CA Paris, Pôle 5 - ch. 8, 11 juillet 2025, n° 25/02597

PARIS

Arrêt

Autre

CA Paris n° 25/02597

11 juillet 2025

Copies exécutoires RÉPUBLIQUE FRANÇAISE

délivrées aux parties le : AU NOM DU PEUPLE FRANÇAIS

COUR D'APPEL DE PARIS

Pôle 5 - Chambre 8

ARRÊT DU 11 JUILLET 2025

(n° / 2025 , 5 pages)

Numéro d'inscription au répertoire général : N° RG 25/02597 - N° Portalis 35L7-V-B7J-CKZES

Décision déférée à la Cour : Jugement du 5 février 2025 -Tribunal de commerce de Bobigny - RG n° 2024P03081

APPELANTE

S.A.S. EBF, société par actions simplifiée, prise en la personne de ses représentants légaux domiciliés audit siège en cette qualité,

Immatriculée au registre du commerce et des sociétés de BOBIGNY sous le numéro 905 381 489,

Dont le siège social est situé [Adresse 2]

[Localité 6]

Représentée par Me Sylviane DUCORPS, avocat au barreau de PARIS toque D 2181,

Assistée de Me Jérémie COHEN de l'AARPI TEAM AVOCATS, avocat au barreau de PARIS, toque D 2181,

INTIMÉES

L'URSSAF ILE DE FRANCE

Située [Adresse 4]

[Localité 7]

Représentée et assistée de Me Vincent DONY de l'AARPI ARKE Avocats, avocat au barreau de PARIS, toque : B0005,

SELAS MJS Partners , prise en la personne de Me [K] [L], en qualité de liquidateur judiciaire de la société EBF, désignée par jugement du tribunal de commerce de BOBIGNY du 5 février 2025,

Dont l'étude est située [Adresse 3]

[Localité 5]

Représentée par Me Marc VOLFINGER, avocat au barreau de SEINE-SAINT-DENIS, toque : 86

COMPOSITION DE LA COUR :

L'affaire a été débattue le 1er juillet 2025, en audience publique, par la cour, composée de:

Madame Marie-Christine HÉBERT-PAGEOT, présidente de chambre,

Madame Constance LACHEZE, conseillère,

Monsieur François VARICHON, conseiller,

qui en ont délibéré.

Un rapport a été présenté à l'audience par Madame Marie-Christine HÉBERT-PAGEOT dans le respect des conditions prévues à l'article 804 du code de proécdure civile.
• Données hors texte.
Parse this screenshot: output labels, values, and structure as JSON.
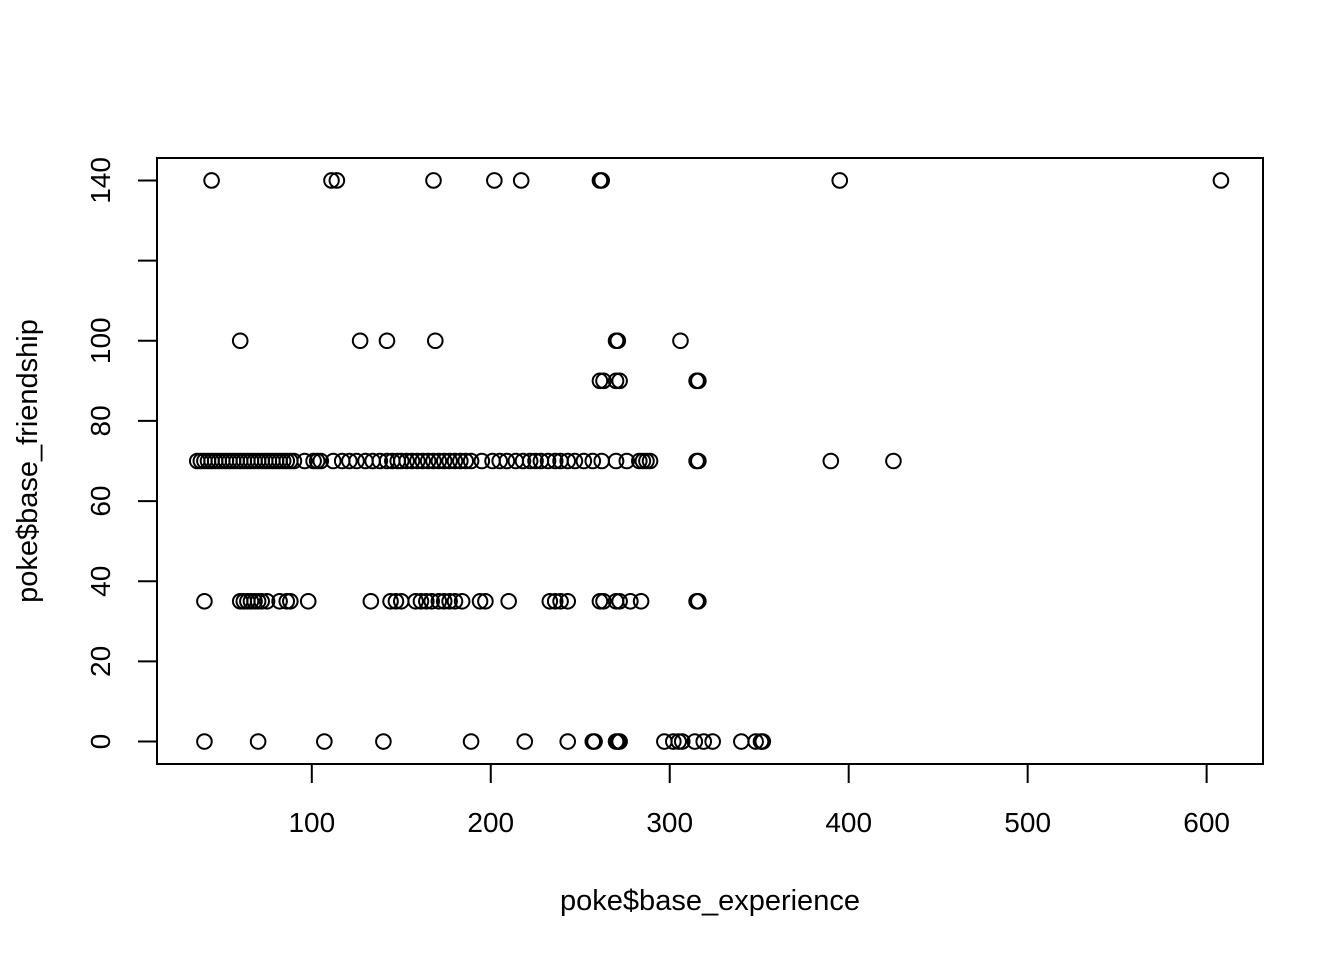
{
  "chart_data": {
    "type": "scatter",
    "xlabel": "poke$base_experience",
    "ylabel": "poke$base_friendship",
    "xlim": [
      13.5,
      631.5
    ],
    "ylim": [
      -5.6,
      145.6
    ],
    "x_ticks": [
      100,
      200,
      300,
      400,
      500,
      600
    ],
    "y_ticks": [
      0,
      20,
      40,
      60,
      80,
      100,
      120,
      140
    ],
    "y_tick_labels": [
      "0",
      "20",
      "40",
      "60",
      "80",
      "100",
      "",
      "140"
    ],
    "grid": false,
    "legend": "none",
    "marker": "open-circle",
    "color": "#000000",
    "points": [
      [
        44,
        140
      ],
      [
        111,
        140
      ],
      [
        114,
        140
      ],
      [
        168,
        140
      ],
      [
        202,
        140
      ],
      [
        217,
        140
      ],
      [
        261,
        140
      ],
      [
        262,
        140
      ],
      [
        395,
        140
      ],
      [
        608,
        140
      ],
      [
        60,
        100
      ],
      [
        127,
        100
      ],
      [
        142,
        100
      ],
      [
        169,
        100
      ],
      [
        270,
        100
      ],
      [
        271,
        100
      ],
      [
        306,
        100
      ],
      [
        261,
        90
      ],
      [
        263,
        90
      ],
      [
        270,
        90
      ],
      [
        272,
        90
      ],
      [
        315,
        90
      ],
      [
        316,
        90
      ],
      [
        36,
        70
      ],
      [
        38,
        70
      ],
      [
        40,
        70
      ],
      [
        42,
        70
      ],
      [
        44,
        70
      ],
      [
        46,
        70
      ],
      [
        48,
        70
      ],
      [
        50,
        70
      ],
      [
        52,
        70
      ],
      [
        54,
        70
      ],
      [
        56,
        70
      ],
      [
        58,
        70
      ],
      [
        60,
        70
      ],
      [
        62,
        70
      ],
      [
        64,
        70
      ],
      [
        66,
        70
      ],
      [
        68,
        70
      ],
      [
        70,
        70
      ],
      [
        72,
        70
      ],
      [
        74,
        70
      ],
      [
        76,
        70
      ],
      [
        78,
        70
      ],
      [
        80,
        70
      ],
      [
        82,
        70
      ],
      [
        84,
        70
      ],
      [
        86,
        70
      ],
      [
        88,
        70
      ],
      [
        90,
        70
      ],
      [
        96,
        70
      ],
      [
        101,
        70
      ],
      [
        103,
        70
      ],
      [
        105,
        70
      ],
      [
        112,
        70
      ],
      [
        117,
        70
      ],
      [
        121,
        70
      ],
      [
        125,
        70
      ],
      [
        130,
        70
      ],
      [
        134,
        70
      ],
      [
        138,
        70
      ],
      [
        142,
        70
      ],
      [
        145,
        70
      ],
      [
        148,
        70
      ],
      [
        150,
        70
      ],
      [
        153,
        70
      ],
      [
        156,
        70
      ],
      [
        159,
        70
      ],
      [
        162,
        70
      ],
      [
        165,
        70
      ],
      [
        168,
        70
      ],
      [
        171,
        70
      ],
      [
        174,
        70
      ],
      [
        177,
        70
      ],
      [
        180,
        70
      ],
      [
        183,
        70
      ],
      [
        186,
        70
      ],
      [
        189,
        70
      ],
      [
        195,
        70
      ],
      [
        201,
        70
      ],
      [
        205,
        70
      ],
      [
        209,
        70
      ],
      [
        214,
        70
      ],
      [
        218,
        70
      ],
      [
        222,
        70
      ],
      [
        225,
        70
      ],
      [
        228,
        70
      ],
      [
        232,
        70
      ],
      [
        236,
        70
      ],
      [
        239,
        70
      ],
      [
        243,
        70
      ],
      [
        247,
        70
      ],
      [
        252,
        70
      ],
      [
        257,
        70
      ],
      [
        262,
        70
      ],
      [
        270,
        70
      ],
      [
        276,
        70
      ],
      [
        283,
        70
      ],
      [
        285,
        70
      ],
      [
        287,
        70
      ],
      [
        289,
        70
      ],
      [
        315,
        70
      ],
      [
        316,
        70
      ],
      [
        390,
        70
      ],
      [
        425,
        70
      ],
      [
        40,
        35
      ],
      [
        60,
        35
      ],
      [
        62,
        35
      ],
      [
        64,
        35
      ],
      [
        66,
        35
      ],
      [
        68,
        35
      ],
      [
        70,
        35
      ],
      [
        72,
        35
      ],
      [
        75,
        35
      ],
      [
        82,
        35
      ],
      [
        86,
        35
      ],
      [
        88,
        35
      ],
      [
        98,
        35
      ],
      [
        133,
        35
      ],
      [
        144,
        35
      ],
      [
        147,
        35
      ],
      [
        150,
        35
      ],
      [
        158,
        35
      ],
      [
        161,
        35
      ],
      [
        164,
        35
      ],
      [
        167,
        35
      ],
      [
        171,
        35
      ],
      [
        174,
        35
      ],
      [
        177,
        35
      ],
      [
        180,
        35
      ],
      [
        184,
        35
      ],
      [
        194,
        35
      ],
      [
        197,
        35
      ],
      [
        210,
        35
      ],
      [
        233,
        35
      ],
      [
        236,
        35
      ],
      [
        239,
        35
      ],
      [
        243,
        35
      ],
      [
        261,
        35
      ],
      [
        263,
        35
      ],
      [
        270,
        35
      ],
      [
        272,
        35
      ],
      [
        278,
        35
      ],
      [
        284,
        35
      ],
      [
        315,
        35
      ],
      [
        316,
        35
      ],
      [
        40,
        0
      ],
      [
        70,
        0
      ],
      [
        107,
        0
      ],
      [
        140,
        0
      ],
      [
        189,
        0
      ],
      [
        219,
        0
      ],
      [
        243,
        0
      ],
      [
        257,
        0
      ],
      [
        258,
        0
      ],
      [
        270,
        0
      ],
      [
        271,
        0
      ],
      [
        272,
        0
      ],
      [
        297,
        0
      ],
      [
        302,
        0
      ],
      [
        305,
        0
      ],
      [
        307,
        0
      ],
      [
        314,
        0
      ],
      [
        319,
        0
      ],
      [
        324,
        0
      ],
      [
        340,
        0
      ],
      [
        348,
        0
      ],
      [
        351,
        0
      ],
      [
        352,
        0
      ]
    ]
  }
}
Greffier, lors des débats : Madame Liselotte FENOUIL

ARRÊT :

- Contradictoire

- par mise à disposition de l'arrêt au greffe de la cour, les parties en ayant été préalablement avisées dans les conditions prévues au deuxième alinéa de l'article 450 du code de procédure civile.

- signé par Marie-Christine HÉBERT-PAGEOT, présidente de chambre et par Liselotte FENOUIL, greffière, présente lors de la mise à disposition.

***

FAITS ET PROCÉDURE:

La SAS EBF exploite depuis sa création en 2021 une entreprise générale tous corps d'état et construction de maisons individuelles, génie climatique et système de chauffage.

Sur assignation de l'Urssaf, se prévalant d'une créance de 75 063 euros, le tribunal de commerce de Bobigny, par jugement du 5 février 2025, a ouvert une procédure de liquidation judiciaire immédiate sans maintien de l'activité à l'égard de la société EBF, nommé la SELAS MJS Partners prise en la personne de Me [L] en qualité de liquidateur, fixé provisoirement au 22 février 2024 la date de cessation des paiements, date de la première saisie-attribution, dit que les dépens seront employés en frais privilégiés de liquidation judiciaire, et rappelé que l'exécution provisoire est de droit.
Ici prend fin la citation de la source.